In December 2022, Wong invested almost $2 million in Aspiration through DEA 88 Investments LLP. Days later, according to reporting by “Pablo Torre Finds Out,” Aspiration paid Leonard $1.75 million.

Three months later, according to court documents in a civil suit, Ballmer invested $9,999,997.92 in the company. Aspiration had been struggling financially, with just $12.2 million in cash as of Feb. 17, 2023 and running through more than $2 million a week. The Clippers declined to comment on the March 2023 investment.

It’s unclear if Aspiration continued paying Leonard, who is listed as a creditor in Aspiration’s bankruptcy filings for $7 million, as are two companies representing the Clippers for a combined $50 million.

https://www.nytimes.com/athletic/6624269/2025/09/12/clippers-steve-ballmer-kawhi-leonard-aspiration-investment-sponsorship/

38 comments
  1. So, did this investment come before or after Ballmer stated he was scammed? IIRC he didn’t delve too deeply into timelines, so maybe he didn’t comment at all on such details.

  2. Lmao Shelburne alluded to this as well and now it’s confirmed.

    So Ballmer was scammed out of his $50m but he invested $10 more millions into a company that couldn’t pay its bills and just laid off 20% of its staff and was under investigation.

    Ballmer has been exposed as a liar.

  3. In Lando Calrissian voice: *This deal getting worse all the time.*
    Clippers are cooked for sure.

  4. smh clickbait

    ballmer invested an additional $9,999,997.92 not 10m. sleazy “journalists” at it again

  5. It was really fun watching “reporters” run cover for the billionaire, only for every subsequent story to prove Pablo right lmao

  6. If silver doesn’t do anything about this it’s wraps.
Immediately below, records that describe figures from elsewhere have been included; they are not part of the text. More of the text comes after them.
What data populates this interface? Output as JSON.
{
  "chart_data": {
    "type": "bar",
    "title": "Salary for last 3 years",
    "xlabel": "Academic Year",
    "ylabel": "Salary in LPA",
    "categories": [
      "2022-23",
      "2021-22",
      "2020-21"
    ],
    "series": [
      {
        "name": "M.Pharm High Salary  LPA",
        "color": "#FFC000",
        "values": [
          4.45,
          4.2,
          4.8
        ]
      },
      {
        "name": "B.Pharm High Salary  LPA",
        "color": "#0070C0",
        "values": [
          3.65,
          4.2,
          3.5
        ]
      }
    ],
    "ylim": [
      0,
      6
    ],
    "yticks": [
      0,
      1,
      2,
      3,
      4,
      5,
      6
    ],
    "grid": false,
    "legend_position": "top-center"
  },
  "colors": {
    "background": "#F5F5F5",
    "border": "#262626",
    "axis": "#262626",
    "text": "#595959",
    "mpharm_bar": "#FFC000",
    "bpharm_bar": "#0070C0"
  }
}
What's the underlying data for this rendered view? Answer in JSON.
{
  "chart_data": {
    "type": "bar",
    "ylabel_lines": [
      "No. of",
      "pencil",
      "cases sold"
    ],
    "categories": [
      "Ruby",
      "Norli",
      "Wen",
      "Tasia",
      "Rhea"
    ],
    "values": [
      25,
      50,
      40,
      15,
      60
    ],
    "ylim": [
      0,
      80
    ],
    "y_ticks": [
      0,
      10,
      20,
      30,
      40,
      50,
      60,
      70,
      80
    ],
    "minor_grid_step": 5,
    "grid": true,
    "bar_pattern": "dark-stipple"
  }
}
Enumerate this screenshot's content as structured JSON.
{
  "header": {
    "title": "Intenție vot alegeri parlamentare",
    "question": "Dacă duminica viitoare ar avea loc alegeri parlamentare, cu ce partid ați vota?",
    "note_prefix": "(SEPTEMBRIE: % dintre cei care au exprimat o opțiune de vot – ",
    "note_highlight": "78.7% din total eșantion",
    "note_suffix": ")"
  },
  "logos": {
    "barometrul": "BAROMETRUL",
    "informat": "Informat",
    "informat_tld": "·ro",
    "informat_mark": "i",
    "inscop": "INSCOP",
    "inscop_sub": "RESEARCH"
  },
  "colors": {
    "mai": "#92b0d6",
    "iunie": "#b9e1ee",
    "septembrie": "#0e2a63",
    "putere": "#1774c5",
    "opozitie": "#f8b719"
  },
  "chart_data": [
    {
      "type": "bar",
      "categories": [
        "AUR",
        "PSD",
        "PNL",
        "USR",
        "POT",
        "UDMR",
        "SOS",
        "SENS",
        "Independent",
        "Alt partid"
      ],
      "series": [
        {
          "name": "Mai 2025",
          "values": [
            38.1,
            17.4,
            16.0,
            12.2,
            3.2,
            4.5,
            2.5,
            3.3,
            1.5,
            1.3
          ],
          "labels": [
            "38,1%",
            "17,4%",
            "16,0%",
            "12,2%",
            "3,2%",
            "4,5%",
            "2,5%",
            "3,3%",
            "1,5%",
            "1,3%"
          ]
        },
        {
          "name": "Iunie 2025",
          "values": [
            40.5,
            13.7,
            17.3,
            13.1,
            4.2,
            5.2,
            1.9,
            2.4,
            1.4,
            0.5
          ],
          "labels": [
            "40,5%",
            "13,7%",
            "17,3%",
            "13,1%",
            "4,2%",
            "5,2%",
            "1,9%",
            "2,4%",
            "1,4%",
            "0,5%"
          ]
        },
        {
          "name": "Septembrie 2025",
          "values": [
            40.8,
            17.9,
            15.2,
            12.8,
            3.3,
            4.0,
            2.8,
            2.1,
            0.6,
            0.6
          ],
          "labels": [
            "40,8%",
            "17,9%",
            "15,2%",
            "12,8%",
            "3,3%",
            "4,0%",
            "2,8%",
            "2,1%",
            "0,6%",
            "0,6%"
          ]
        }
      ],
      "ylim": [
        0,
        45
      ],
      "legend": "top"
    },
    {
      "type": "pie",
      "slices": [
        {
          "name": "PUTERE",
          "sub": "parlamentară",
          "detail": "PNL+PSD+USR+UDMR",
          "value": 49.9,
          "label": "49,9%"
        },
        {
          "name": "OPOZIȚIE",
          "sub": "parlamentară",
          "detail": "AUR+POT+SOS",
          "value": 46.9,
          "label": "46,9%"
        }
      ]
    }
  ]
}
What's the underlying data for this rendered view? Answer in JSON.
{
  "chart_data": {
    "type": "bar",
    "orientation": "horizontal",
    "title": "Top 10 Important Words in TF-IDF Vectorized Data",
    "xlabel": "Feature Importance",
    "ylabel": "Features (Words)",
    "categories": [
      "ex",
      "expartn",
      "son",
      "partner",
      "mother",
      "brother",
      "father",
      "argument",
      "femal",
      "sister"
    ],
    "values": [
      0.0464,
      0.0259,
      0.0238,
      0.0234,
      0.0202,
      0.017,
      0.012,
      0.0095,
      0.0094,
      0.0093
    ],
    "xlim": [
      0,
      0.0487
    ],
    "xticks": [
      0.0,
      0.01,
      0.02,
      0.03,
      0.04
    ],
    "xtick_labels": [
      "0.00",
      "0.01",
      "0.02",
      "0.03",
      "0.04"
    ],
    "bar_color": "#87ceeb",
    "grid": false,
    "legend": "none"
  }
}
Would honestly be hard to care about the league anymore as a small market fan.

  7. So taking away how many picks will be a sufficient penalty? Cause fining isn’t going to do a thing.

  8. Dude Mark Cuban had a gotcha for Pablo. So what Dennis Wong made a payment that ultimately went to Kawhi, who made all the subsequent payments??? Uhh, Ballmer!

  9. > In March 2023

    Y’all will never guess when Kawhi was scheduled to receive his next payment after the December 2022 one that Wong’s investment covered…

    🙃

  10. Good heavens, man. This is so hilarious because the WCF appearance they have was without Kawhi. What was he circumventing the cap for?😂

  11. Looks like we found out who paid the rest of KLs money Mark. 

    “What about the other $6M?” Cuban, probably

  12. Pablo likely has so much ammunition that he’s just letting anyone who wants to engage make a fool out of themselves before he drops the nuke. All of these podcasters and talking heads are going to look moronic and we can cull their content from our lives.

  13. Pablo is the best at journalism cus he finds one little thing and it just opens up a huge can of worms. Forces other people to start digging too and even more comes out. Just a living legend

  14. So this entire company was propped up as tool for Ballmer and Kawhi to get around the salary cap. Incredible.

  15. Wong invested $1,999,999, I believe. Ballmer invested $9,999,998. An odd coincidence. This makes me wonder if there are any disclosure or compliance rules with 2M and 10M cutoffs.

  16. > “I am personally contributing stock to Kawhi to make this partnership possible,” Sanberg wrote members of his leadership team in a May 2022 email obtained by The Athletic. “Aspiration’s CEO judged the deal to be not worth doing. For avoidance of doubt, any and all benefit to Aspiration from the Kawhi deal is being subsidized by my contributing my equity to make this happen.”

    This is a big quote

  17. Ballmer should be forced to sell.

    Kwahi needs to be penalised too. Fine him the full amount. Fuck him.

  18. This has become meta- commentary on the rot the billionaire class permeates into this country. Pablo put more than enough on the table round 1. Exposed the subtle walkbacks and true sycophants round 2. And now has made a case for the grand fraud that is contemporary sports journalism due to their financial entanglements.

  19. At what point does Pablo send over a bill to the law group the NBA hired? At this point in time, the NBA should have paid Pablo and moved on cuz this case is a slam dunk case. Sheesh.